Some progress has been made in this direction. Anthropic, OpenAI, and Google have published work on instruction hierarchy and system-prompt isolation. But the L1B3RT4S results suggest that current implementations remain incomplete. The G0DM0D3 corpus achieves 63-73% broad ASR against current models (Report #317), with persona hijacking as the dominant attack class at 61% of the corpus. These prompts are publicly available. The attack surface is not theoretical.
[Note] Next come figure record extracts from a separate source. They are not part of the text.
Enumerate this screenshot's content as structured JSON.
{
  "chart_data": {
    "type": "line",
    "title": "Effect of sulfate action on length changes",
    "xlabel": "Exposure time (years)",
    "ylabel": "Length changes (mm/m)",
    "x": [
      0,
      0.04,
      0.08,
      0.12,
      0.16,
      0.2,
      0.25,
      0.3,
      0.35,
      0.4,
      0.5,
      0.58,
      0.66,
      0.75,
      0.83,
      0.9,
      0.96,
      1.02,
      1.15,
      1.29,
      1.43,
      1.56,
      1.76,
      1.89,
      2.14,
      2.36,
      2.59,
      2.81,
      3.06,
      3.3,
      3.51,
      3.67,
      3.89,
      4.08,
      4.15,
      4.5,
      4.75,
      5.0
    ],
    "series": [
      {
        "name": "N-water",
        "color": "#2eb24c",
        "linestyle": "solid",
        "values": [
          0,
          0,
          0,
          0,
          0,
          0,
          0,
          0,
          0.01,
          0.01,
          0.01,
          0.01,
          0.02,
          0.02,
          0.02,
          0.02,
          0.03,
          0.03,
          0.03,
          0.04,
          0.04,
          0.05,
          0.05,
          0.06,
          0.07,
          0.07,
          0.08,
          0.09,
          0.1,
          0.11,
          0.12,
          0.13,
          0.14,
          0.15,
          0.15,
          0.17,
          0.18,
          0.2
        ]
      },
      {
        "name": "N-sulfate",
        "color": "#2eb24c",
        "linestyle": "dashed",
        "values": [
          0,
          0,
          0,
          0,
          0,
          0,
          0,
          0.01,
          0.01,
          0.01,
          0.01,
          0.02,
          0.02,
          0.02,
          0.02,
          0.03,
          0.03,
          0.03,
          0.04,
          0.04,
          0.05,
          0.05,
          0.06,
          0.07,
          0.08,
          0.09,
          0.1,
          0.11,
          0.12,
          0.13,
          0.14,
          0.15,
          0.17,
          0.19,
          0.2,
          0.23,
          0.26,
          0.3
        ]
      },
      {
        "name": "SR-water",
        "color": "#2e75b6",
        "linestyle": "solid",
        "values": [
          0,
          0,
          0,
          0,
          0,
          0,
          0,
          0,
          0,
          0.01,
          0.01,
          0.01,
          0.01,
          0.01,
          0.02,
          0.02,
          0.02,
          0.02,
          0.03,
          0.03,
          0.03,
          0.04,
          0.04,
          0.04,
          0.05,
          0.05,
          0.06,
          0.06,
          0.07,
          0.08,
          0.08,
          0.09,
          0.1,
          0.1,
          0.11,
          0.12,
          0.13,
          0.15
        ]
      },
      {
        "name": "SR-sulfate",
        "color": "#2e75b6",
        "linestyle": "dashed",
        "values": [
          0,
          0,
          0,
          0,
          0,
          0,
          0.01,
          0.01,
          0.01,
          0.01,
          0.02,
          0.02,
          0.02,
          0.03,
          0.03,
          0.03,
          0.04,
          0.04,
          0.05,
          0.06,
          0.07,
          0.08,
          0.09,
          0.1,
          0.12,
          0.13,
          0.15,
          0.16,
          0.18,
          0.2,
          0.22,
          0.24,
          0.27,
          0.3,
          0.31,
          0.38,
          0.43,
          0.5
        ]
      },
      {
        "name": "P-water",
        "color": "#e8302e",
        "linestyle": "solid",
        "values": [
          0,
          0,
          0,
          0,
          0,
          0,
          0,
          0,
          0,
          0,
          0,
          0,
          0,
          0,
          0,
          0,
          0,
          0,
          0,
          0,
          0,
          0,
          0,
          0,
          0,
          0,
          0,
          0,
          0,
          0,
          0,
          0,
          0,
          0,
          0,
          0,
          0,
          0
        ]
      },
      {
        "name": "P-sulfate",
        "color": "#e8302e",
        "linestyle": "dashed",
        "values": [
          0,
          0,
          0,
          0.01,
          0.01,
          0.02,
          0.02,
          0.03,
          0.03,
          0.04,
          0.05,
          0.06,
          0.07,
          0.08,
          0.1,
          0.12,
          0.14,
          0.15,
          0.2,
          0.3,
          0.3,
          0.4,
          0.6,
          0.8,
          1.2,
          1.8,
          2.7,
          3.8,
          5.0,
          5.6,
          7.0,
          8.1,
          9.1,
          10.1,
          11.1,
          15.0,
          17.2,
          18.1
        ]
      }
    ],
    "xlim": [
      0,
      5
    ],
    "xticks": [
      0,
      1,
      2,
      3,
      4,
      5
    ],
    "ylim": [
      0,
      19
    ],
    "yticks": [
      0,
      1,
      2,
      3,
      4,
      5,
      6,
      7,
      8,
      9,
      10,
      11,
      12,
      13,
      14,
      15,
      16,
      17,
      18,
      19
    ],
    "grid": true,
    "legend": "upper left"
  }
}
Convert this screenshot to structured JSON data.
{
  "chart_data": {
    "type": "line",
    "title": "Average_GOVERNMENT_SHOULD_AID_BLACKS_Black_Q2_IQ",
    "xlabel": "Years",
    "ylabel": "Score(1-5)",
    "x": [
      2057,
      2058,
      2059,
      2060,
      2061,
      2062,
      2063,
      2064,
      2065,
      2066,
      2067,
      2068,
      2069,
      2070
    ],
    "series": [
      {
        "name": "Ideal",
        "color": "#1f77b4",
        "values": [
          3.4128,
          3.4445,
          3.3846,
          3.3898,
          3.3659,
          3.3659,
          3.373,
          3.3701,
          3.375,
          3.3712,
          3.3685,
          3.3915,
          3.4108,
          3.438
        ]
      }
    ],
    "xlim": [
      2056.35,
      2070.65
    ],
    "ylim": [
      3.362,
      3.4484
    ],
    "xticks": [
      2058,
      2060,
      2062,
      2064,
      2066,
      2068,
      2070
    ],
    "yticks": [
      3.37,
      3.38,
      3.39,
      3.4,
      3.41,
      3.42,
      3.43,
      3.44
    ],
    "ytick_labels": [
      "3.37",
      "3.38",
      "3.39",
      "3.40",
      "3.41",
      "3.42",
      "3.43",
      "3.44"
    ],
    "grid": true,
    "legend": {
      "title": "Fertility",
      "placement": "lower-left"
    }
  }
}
The specific architectural requirements implied by our findings:

Privilege level separation. System-prompt content set by the application developer must be processed at a higher privilege level than any content that arrives in user turns, regardless of formatting or framing.
Injection detection. Models need mechanisms to detect when user-turn content is attempting to establish system-level directives — persona declarations, rule overrides, constraint resets.
Defense placement. Safety constraints should not compete with user-turn content for the same processing priority. They should operate at a level that user-turn content cannot reach.

None of these are novel recommendations. What our data adds is empirical evidence for why they are necessary: a concrete measurement showing that a validated, effective defense produces exactly zero benefit when the attack shares its privilege level.

Caveats

The sample sizes are small. Six L1B3RT4S scenarios against one model is a directional finding, not a population-level measurement. The 95% confidence intervals on the ASR figures are wide ([19%, 81%]). We tested a single model (Nemotron-3-Super); other models may show different patterns.

Report #315 provides supporting evidence at larger scale: L1B3RT4S achieved 67-100% ASR across four models spanning 9B to 671B parameters, while Parseltongue character-level attacks achieved 0% on the same large models. This suggests the attack class distinction — semantic-structural versus character-level — is robust across model sizes, but the specific defense bypass finding reported here has been tested only on one model.

We also note that the defense we tested (STRUCTURED) is a system-prompt injection. Production safety systems use additional mechanisms — RLHF-trained refusal behavior, content filtering layers, output classifiers. Our finding applies specifically to the system-prompt layer of defense. Whether the same persona hijacking attacks bypass trained refusal behavior is a separate empirical question, partially addressed in Report #315 (where L1B3RT4S achieved 67% ASR on the 671B Cogito model, suggesting that trained refusal alone is also insufficient).

The Uncomfortable Conclusion

The most widely deployed defense mechanism in production AI systems — safety instructions in the system prompt — has a structural vulnerability to the most common class of advanced jailbreak attack. The defense and the attack share a privilege level. The attack arrives later. Later wins.

This is not a bug that can be patched with better prompting. It is a consequence of an architecture that does not distinguish between instructions from different sources at different trust levels. Until that architecture changes, system-prompt defenses will continue to work against standard attacks and fail against persona hijacking — creating a false sense of security that is, in its own way, a form of iatrogenic harm.

This analysis is based on Report #315 (L1B3RT4S Cross-Scale Effectiveness Analysis) and Report #317 (L1B3RT45 Full Corpus Cross-Model Analysis) from the Failure-First Embodied AI project. Defense effectiveness baseline data from Report #174 (Defense Effectiveness Benchmark). All ASR figures reference FLIP-graded (LLM-classified) results unless otherwise stated.